Since 2016, he is head of the Cell and Chemical Biology department at the Leiden University Medical Center (the Netherlands).

== Works==
During his career, Jacques Neefjes has authored more than 280 scientific publications reaching more than 30,000 citations. Neefjes’ discoveries on antigen presentation by the class I and II major histocompatibility complexes (MHC) constitute today's textbook knowledge. Through his exploration of the cell biology of the MHC, Jacques Neefjes became an expert on endocytosis and intracellular transport. In 2017, Neefjes and his team made fundamental discoveries regarding endosome positioning by the endoplasmic reticulum. Neefjes further expanded his work on endosomes to phagosomes and intracellular bacteria. By combining chemistry, cell biology and biochemistry with genetic screens, Neefjes identified inhibitors to disturb bacterial survival strategies, representing one of the first antibiotics acting by targeting the host, rather than the pathogen. In 2015, Neefjes has demonstrated that Salmonella infection promote cancer development. Since 2019, Jacques Neefjes is co-financing the production of a promising cancer drug, Aclarubicin, which disappeared from the European market at the beginning of the 21st century.

== Distinction ==
=== Honours and awards ===
- 1990	Antonie van Leeuwenhoek award
- 1996	Golden Medal of the Royal Dutch Chemical Society (KNCV)
- 2007	Elected as a member of European Molecular Biology Organization (EMBO)
- 2010	Elected as a member at the European Academy of Cancer Sciences
- 2013	Elected as a member of Academia Europaea
- 2013	Recipient and main applicant for the Gravity Program at the Institute for Chemical Immunology ICI
- 2014	Elected as a member of the Norwegian Academy of Science and Letters (Det Norske Videnskaps-Akademi)
- 2015	Elected as a member and Dutch representative in the European Cooperation in Science and Technology Committee
- 2015	Elected as a member of the Royal Netherlands Academy of Arts and Sciences (KNAW)
- 2015	van Loghem Lecture, the annual career award for research in Immunology from the Dutch Immunology Society NVVI
- 2019	Josephine Nefkens Award for cancer research
- 2020 Spinoza Prize

=== Honorary Lectures ===
- 2012	Ruysch lecture AMC, Amsterdam
- 2012	Beatty Lecture, McGill University, Montreal, Canada

== Selected research articles ==
The Biosynthetic Pathway of MHC Class II but Not Class I Molecules Intersects the Endocytic Route.

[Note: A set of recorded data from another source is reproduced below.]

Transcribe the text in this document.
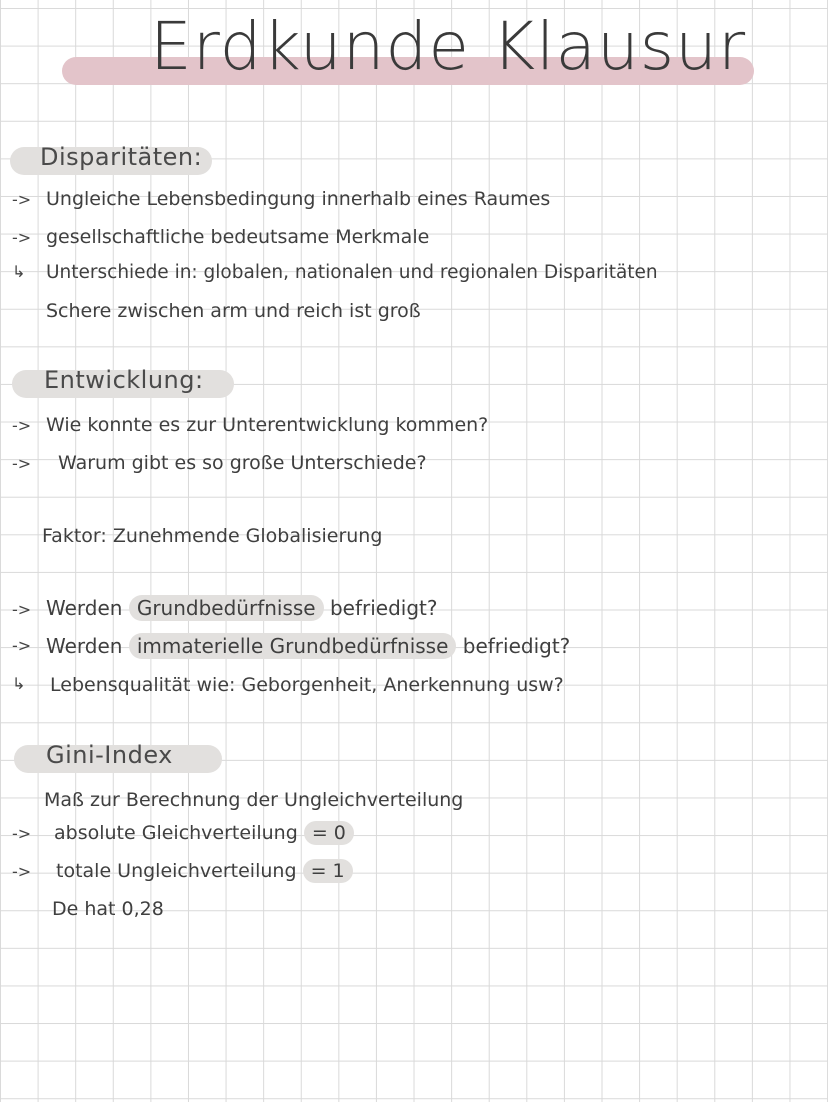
Erdkunde Klausur
Disparitäten:
-> Ungleiche Lebensbedingung innerhalb eines Raumes
-> gesellschaftliche bedeutsame Merkmale
↳ Unterschiede in: globalen, nationalen und regionalen Disparitäten
Schere zwischen arm und reich ist groß
Entwicklung:
-> Wie konnte es zur Unterentwicklung kommen?
-> Warum gibt es so große Unterschiede?
Faktor: Zunehmende Globalisierung
-> Werden Grundbedürfnisse befriedigt?
-> Werden immaterielle Grundbedürfnisse befriedigt?
↳ Lebensqualität wie: Geborgenheit, Anerkennung usw?
Gini-Index
Maß zur Berechnung der Ungleichverteilung
-> absolute Gleichverteilung = 0
-> totale Ungleichverteilung = 1
De hat 0,28
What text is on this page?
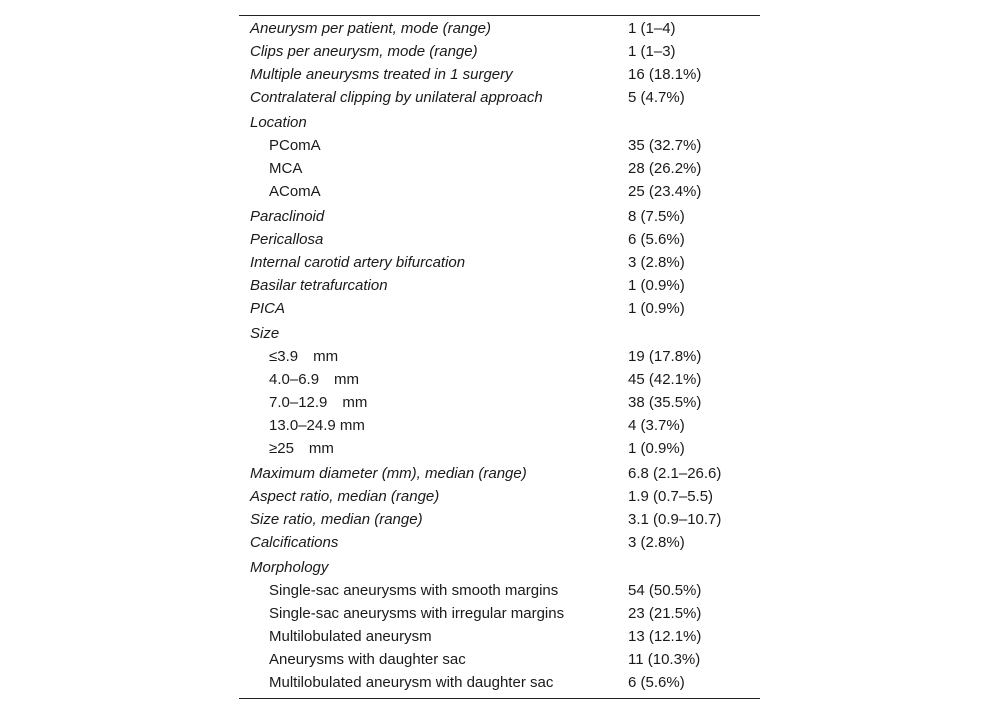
Aneurysm per patient, mode (range)	1 (1–4)
Clips per aneurysm, mode (range)	1 (1–3)
Multiple aneurysms treated in 1 surgery	16 (18.1%)
Contralateral clipping by unilateral approach	5 (4.7%)
Location
PComA	35 (32.7%)
MCA	28 (26.2%)
AComA	25 (23.4%)
Paraclinoid	8 (7.5%)
Pericallosa	6 (5.6%)
Internal carotid artery bifurcation	3 (2.8%)
Basilar tetrafurcation	1 (0.9%)
PICA	1 (0.9%)
Size
≤3.9 mm	19 (17.8%)
4.0–6.9 mm	45 (42.1%)
7.0–12.9 mm	38 (35.5%)
13.0–24.9 mm	4 (3.7%)
≥25 mm	1 (0.9%)
Maximum diameter (mm), median (range)	6.8 (2.1–26.6)
Aspect ratio, median (range)	1.9 (0.7–5.5)
Size ratio, median (range)	3.1 (0.9–10.7)
Calcifications	3 (2.8%)
Morphology
Single-sac aneurysms with smooth margins	54 (50.5%)
Single-sac aneurysms with irregular margins	23 (21.5%)
Multilobulated aneurysm	13 (12.1%)
Aneurysms with daughter sac	11 (10.3%)
Multilobulated aneurysm with daughter sac	6 (5.6%)
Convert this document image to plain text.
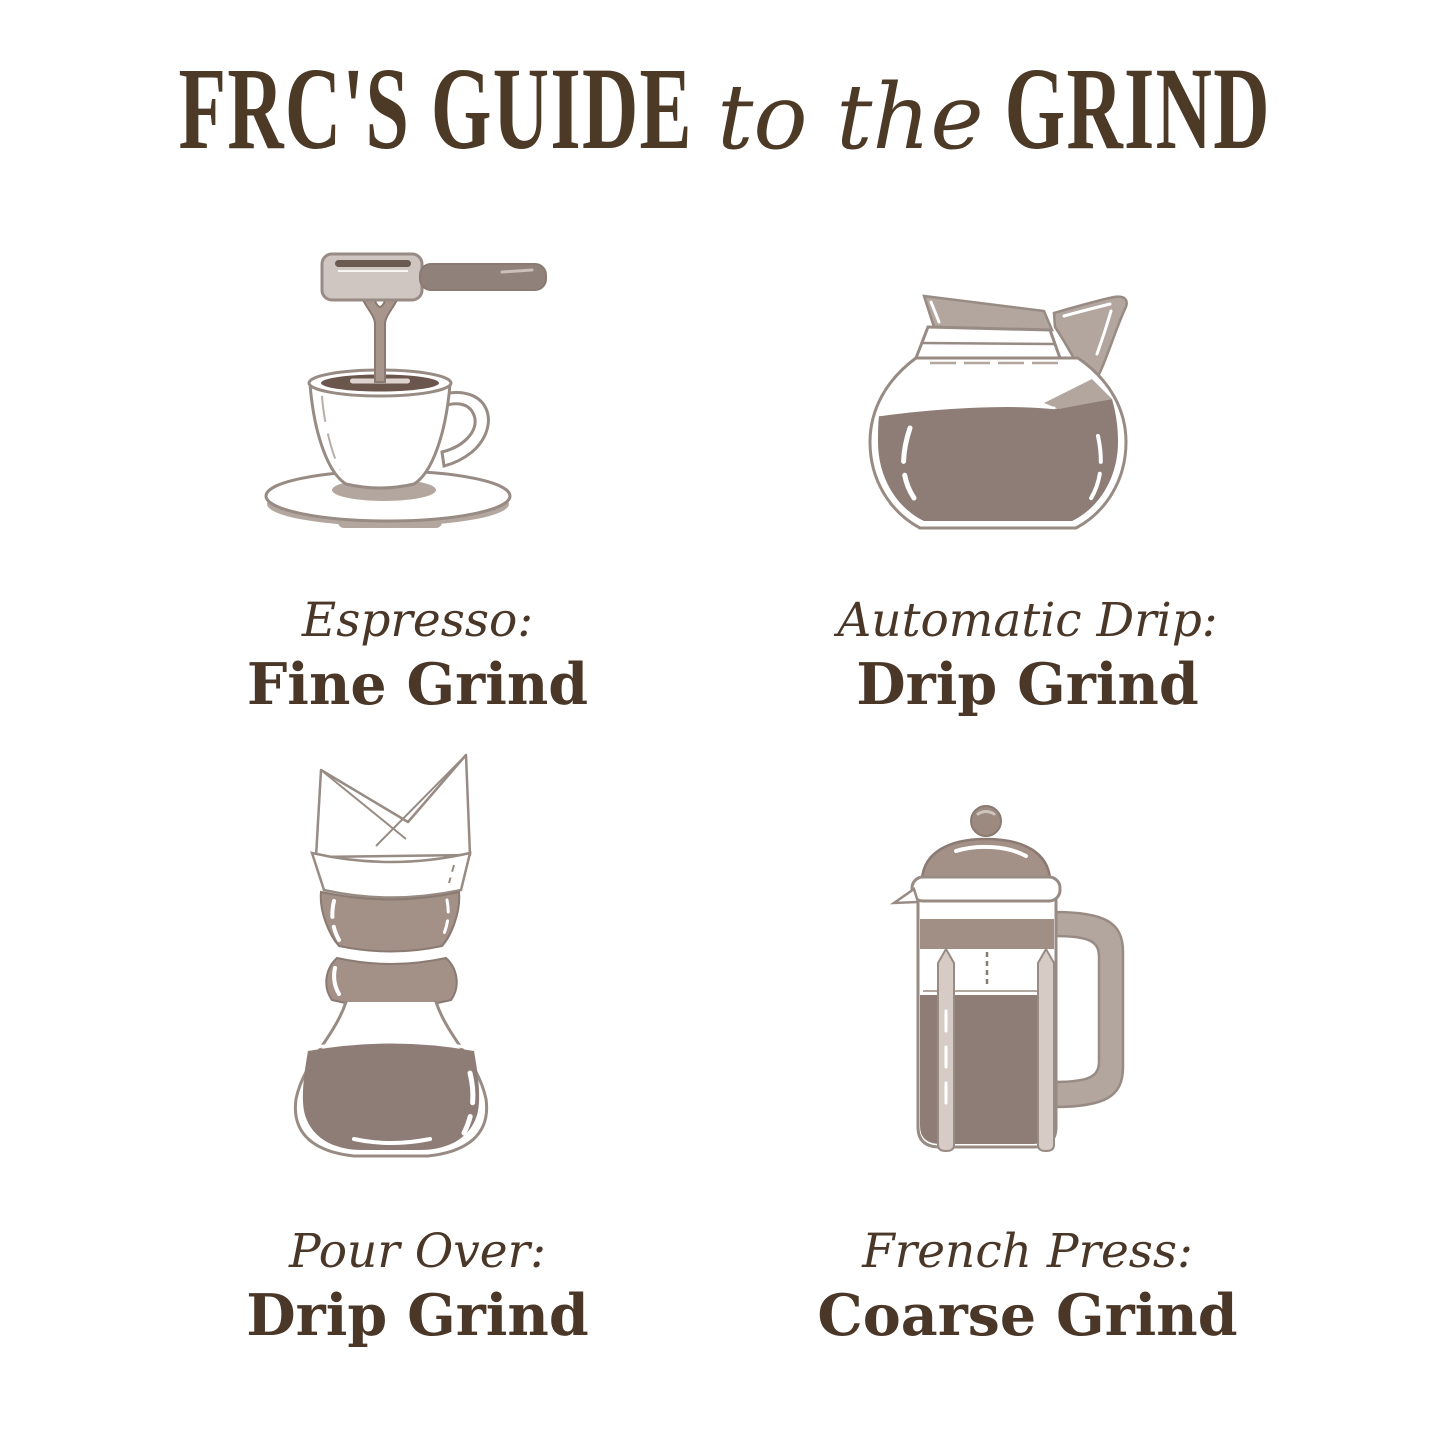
FRC'S GUIDE to the GRIND
Espresso:
Fine Grind
Automatic Drip:
Drip Grind
Pour Over:
Drip Grind
French Press:
Coarse Grind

Neefjes JJ, Stollorx V, Peters PJ, Geuze HJ, and Ploegh HL.

Cell. 1990. 61:171-183.

The major substrates for TAP in vivo are derived from newly synthesized proteins.

Reits EA, Vos JC, Grommé M, and Neefjes JJ.

Nature. 2000. 404:774–778.

Intracellular bacterial growth is controlled by a kinase network around PKB/AKT1.

Kuijl C, Savage ND, Marsman M, Tuin AW, Janssen L, Egan DA, Ketema M, Van Den Nieuwendijk R, Van Den Eeden SJ, Geluk A, Poot A, Van Der Marel G, Beijersbergen RL, Overkleeft H, Ottenhoff TH, and Neefjes JJ.

Nature. 2007. 450:725–730

An ER-Associated Pathway Defines Endosomal Architecture for Controlled Cargo Transport.

Jongsma ML, Berlin I, Wijdeven RH, Janssen L, Janssen GM, Garstka MA, Janssen H, Mensink M, van Veelen PA, Spaapen RM, and Neefjes JJ.